Assessment of Atoh1/MyosinVI co-labeling in basilar papillae at 5 days postgentamicin (n = 4) was performed using epifluorescence microscopy (Axioplan 2ie) using a ×20 objective. Z-series images were generated in three locations in each sample: one at the basal tip, one located mid-lesion, and one in the apical end of the lesion, before the transitional zone. Because all samples were very similar qualitatively with respect to the number of Atoh1-positive cells, the number of Atoh1-positive cells was counted using Slidebook in only one sample and that number (1,000 cells) was applied for all samples. Then, numbers of Atoh1-positive/MyosinVI-negative cells and Atoh1-negative/MyosinVI-positive cells were assessed in each sample, yielding the estimated percentages given. Approximately half of the damaged region below the transitional region was sampled for this analysis.

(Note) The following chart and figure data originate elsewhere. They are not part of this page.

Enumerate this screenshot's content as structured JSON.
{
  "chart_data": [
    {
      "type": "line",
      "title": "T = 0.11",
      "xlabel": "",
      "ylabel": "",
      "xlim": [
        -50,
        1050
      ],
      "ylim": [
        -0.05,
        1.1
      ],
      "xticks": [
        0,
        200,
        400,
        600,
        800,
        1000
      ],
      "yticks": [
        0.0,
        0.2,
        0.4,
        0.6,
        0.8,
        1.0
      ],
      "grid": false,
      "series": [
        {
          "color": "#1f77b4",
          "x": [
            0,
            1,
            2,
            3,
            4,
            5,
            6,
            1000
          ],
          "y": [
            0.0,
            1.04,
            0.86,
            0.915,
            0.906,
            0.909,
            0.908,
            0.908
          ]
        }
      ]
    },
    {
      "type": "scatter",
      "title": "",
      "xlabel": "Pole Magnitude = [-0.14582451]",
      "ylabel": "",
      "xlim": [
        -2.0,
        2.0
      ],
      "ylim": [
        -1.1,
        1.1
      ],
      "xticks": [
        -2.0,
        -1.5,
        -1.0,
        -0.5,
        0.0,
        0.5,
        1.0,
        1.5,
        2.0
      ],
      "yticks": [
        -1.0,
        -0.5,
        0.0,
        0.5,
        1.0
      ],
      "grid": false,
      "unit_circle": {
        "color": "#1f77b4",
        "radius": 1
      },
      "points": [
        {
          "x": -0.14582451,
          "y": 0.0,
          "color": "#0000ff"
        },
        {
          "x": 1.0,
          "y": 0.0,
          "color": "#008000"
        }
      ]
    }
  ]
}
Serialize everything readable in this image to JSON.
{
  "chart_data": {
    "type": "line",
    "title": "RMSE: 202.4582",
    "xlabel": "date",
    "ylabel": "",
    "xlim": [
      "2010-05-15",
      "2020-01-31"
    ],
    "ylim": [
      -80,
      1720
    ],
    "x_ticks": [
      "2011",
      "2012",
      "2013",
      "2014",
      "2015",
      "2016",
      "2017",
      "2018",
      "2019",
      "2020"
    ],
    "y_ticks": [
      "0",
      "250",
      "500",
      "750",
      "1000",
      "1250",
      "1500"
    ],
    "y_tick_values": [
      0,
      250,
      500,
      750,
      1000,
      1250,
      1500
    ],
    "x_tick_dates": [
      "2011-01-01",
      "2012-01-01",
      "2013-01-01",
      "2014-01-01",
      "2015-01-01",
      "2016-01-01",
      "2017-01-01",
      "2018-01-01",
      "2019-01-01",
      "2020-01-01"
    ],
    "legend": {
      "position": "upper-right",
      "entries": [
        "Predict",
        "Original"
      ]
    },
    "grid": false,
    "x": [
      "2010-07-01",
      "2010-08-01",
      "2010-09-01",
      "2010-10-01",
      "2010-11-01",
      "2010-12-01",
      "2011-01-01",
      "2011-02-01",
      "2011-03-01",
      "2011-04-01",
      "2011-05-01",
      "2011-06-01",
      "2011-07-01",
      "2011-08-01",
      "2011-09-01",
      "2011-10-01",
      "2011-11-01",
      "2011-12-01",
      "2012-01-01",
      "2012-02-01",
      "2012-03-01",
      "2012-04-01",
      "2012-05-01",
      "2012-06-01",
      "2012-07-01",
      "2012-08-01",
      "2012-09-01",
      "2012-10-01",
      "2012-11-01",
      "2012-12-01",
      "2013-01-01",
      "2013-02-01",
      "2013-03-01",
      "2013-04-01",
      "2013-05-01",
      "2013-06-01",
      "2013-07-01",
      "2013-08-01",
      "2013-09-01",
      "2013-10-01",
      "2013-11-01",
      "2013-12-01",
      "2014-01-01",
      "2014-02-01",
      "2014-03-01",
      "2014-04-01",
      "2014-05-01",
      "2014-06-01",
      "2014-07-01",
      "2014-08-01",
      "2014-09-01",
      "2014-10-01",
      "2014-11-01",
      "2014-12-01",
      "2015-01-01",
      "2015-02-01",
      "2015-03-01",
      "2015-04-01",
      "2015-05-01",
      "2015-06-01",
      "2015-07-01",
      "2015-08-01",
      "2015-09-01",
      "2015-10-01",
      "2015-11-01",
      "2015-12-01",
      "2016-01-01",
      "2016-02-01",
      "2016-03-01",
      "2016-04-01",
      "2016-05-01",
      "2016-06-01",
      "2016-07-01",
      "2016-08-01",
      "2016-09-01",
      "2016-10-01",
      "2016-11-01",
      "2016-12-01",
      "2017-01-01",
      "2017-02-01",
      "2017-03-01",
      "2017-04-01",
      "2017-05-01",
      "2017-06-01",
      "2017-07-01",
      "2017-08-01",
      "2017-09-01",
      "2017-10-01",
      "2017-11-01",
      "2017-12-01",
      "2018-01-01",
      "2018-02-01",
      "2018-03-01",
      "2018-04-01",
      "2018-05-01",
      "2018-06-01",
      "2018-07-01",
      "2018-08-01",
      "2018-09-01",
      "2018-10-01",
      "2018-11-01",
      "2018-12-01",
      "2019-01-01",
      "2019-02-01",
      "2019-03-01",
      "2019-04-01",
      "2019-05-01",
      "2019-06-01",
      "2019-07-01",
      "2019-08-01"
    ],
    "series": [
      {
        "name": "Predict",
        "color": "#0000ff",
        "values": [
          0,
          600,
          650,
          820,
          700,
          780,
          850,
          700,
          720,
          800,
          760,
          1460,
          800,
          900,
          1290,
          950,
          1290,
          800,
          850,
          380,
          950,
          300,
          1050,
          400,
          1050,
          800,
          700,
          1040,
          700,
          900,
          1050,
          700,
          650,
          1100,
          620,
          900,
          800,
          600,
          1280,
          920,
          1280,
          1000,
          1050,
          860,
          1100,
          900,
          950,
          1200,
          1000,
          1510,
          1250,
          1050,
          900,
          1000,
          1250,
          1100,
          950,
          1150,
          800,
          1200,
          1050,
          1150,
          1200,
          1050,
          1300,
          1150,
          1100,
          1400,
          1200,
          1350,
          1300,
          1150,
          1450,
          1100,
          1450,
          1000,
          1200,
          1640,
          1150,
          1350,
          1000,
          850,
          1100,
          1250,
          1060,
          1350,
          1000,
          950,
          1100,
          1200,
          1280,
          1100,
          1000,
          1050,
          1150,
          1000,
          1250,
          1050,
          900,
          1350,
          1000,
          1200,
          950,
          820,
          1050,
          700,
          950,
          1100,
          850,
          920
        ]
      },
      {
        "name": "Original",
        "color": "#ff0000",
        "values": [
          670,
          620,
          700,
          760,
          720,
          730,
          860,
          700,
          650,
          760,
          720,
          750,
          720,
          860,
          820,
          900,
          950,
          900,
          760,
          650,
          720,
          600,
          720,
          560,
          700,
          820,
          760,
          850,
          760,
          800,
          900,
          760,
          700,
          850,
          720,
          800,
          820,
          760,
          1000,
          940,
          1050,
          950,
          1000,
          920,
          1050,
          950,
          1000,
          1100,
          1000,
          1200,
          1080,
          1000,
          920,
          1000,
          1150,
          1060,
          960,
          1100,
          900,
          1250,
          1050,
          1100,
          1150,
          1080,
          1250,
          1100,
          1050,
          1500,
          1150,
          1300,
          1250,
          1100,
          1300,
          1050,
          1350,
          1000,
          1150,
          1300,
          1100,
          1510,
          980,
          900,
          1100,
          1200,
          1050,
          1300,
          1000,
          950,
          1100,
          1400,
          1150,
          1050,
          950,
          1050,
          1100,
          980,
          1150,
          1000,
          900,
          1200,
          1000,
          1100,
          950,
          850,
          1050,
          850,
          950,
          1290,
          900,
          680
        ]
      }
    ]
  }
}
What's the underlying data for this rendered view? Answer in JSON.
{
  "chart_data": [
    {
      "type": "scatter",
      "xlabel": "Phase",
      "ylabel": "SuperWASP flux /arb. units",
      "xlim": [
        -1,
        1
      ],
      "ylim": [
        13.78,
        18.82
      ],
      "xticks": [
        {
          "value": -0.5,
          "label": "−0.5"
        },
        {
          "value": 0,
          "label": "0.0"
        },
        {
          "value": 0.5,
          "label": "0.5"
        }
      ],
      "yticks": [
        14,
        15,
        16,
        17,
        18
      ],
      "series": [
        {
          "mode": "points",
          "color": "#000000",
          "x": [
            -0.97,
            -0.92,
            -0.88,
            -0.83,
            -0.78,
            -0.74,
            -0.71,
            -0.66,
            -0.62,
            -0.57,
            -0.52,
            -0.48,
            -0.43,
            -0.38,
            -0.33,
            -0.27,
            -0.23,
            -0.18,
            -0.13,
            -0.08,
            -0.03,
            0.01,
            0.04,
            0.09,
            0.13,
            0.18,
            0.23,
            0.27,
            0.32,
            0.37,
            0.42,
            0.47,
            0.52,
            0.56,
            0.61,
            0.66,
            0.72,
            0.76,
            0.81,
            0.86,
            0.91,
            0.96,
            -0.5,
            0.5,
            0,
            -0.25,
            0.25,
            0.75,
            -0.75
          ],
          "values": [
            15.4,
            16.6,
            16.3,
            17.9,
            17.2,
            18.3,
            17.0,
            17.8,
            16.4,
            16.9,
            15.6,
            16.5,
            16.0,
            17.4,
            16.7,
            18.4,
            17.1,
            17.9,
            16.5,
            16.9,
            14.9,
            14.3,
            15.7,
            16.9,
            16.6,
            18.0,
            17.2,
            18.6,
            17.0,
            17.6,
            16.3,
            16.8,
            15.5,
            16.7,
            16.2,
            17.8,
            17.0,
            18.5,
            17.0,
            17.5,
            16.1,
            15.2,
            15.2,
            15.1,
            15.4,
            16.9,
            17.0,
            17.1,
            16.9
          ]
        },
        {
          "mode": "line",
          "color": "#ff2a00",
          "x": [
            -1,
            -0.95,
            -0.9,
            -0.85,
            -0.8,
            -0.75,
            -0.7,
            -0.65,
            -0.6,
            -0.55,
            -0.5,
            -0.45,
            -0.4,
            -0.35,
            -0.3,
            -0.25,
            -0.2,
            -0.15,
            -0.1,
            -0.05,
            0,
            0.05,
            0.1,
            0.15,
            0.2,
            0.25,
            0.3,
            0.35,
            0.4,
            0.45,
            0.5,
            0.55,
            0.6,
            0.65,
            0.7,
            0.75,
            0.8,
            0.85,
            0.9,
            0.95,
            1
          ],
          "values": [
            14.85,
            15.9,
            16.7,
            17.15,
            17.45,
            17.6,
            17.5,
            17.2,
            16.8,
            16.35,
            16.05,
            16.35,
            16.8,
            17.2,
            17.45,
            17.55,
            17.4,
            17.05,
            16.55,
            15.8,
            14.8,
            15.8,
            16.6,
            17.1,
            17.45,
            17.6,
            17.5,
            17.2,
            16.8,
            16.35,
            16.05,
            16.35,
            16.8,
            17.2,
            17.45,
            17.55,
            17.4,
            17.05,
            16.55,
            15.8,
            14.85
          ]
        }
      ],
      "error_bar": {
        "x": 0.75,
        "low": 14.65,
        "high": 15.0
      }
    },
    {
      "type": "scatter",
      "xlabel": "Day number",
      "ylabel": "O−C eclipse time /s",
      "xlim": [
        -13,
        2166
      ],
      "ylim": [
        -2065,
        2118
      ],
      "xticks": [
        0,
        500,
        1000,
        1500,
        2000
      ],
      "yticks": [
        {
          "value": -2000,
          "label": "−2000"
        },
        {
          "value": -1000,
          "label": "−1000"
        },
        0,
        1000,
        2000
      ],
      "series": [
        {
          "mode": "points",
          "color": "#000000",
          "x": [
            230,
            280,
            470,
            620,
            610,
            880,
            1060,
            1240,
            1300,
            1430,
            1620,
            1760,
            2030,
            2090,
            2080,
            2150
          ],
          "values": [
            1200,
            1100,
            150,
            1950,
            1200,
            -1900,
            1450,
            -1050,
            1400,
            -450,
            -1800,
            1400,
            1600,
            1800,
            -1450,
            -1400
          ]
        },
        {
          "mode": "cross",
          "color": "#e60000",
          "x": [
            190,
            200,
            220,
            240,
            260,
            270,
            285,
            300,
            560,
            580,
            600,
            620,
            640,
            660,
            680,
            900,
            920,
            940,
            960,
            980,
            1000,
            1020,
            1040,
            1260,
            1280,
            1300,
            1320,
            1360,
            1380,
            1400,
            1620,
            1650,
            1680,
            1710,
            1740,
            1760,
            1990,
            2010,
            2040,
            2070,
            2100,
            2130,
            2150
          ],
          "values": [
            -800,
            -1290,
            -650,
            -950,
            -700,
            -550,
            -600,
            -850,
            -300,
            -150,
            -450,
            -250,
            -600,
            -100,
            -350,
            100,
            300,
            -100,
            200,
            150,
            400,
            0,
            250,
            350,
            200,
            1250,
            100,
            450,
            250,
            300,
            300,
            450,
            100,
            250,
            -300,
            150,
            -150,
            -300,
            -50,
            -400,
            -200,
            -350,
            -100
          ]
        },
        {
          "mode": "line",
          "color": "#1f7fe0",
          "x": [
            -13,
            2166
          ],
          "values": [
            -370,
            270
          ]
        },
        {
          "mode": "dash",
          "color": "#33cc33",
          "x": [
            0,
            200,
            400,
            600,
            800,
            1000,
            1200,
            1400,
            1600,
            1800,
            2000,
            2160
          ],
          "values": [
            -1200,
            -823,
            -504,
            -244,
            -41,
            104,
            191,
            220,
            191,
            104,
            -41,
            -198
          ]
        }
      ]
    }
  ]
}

Two analyses were performed in continuously BrdU-infused basilar papillae. First, to compare proportions of hair cells that regenerate through direct transdifferentiation vs. cell division in the superior and inferior halves of the lesion, basilar papillae (n = 3) labeled for BrdU and Calmodulin were examined with confocal microscopy. Z-series images were taken at ×60 in three nonoverlapping contiguous regions aligned with either the superior edge or the inferior edge of the basilar papilla. Using Image J, MyosinVI-positive cells (presumed hair cells) were scored as either BrdU-positive or BrdU-negative. Second, in the same images, each BrdU-positive nucleus was scored as “hair cell” or “supporting cell” based on whether or not it was surrounded by MyosinVI immunofluorescence.
Atoh1 labeling was assessed in BrdU-labeled nuclei in control utricles (no gentamicin treatment) at different times after BrdU injection. This analysis was conducted on the confocal microscope (not in images) by systematically moving the field across the entire utricle with care not to double-sample. In samples at 2 hr post-BrdU, single BrdU-positive nuclei were scored as Atoh1-positive or negative. In samples at 15 hr, 24 hr, and 4 days post-BrdU, BrdU-labeled sister pairs were scored. BrdU-labeled nuclei were considered to be sister pairs if they were in close proximity (<1 nuclear length apart) and separated from other BrdU-positive nuclei by >5 nuclear lengths. For each time point, five utricles were examined. Atoh1 labeling was also assessed in mitotic cells (24 mitotic cells across 4 utricles), which were identified by scanning the luminal surface of the epithelium for condensed PI-labeled chromosomes.
For all quantitative measures, ANOVA with Fisher's PLSD was performed using Statview software (SAS Institute). For all analyses, differences with confidence intervals of 5% or less were considered significant.
We thank Dr. Jialin Shang for assistance with histological preparations, Glen MacDonald for assistance with histological analyses and imaging, and Dr. Edwin Rubel for sharing facilities. We acknowledge the assistance of Dr. David Roberson with surgical minipump implantation and the gracious donation by Dr. Jane Johnson of her anti-Atoh1 antibody. We also thank Drs. David Raible and Edwin Rubel for critical comments on the manuscript.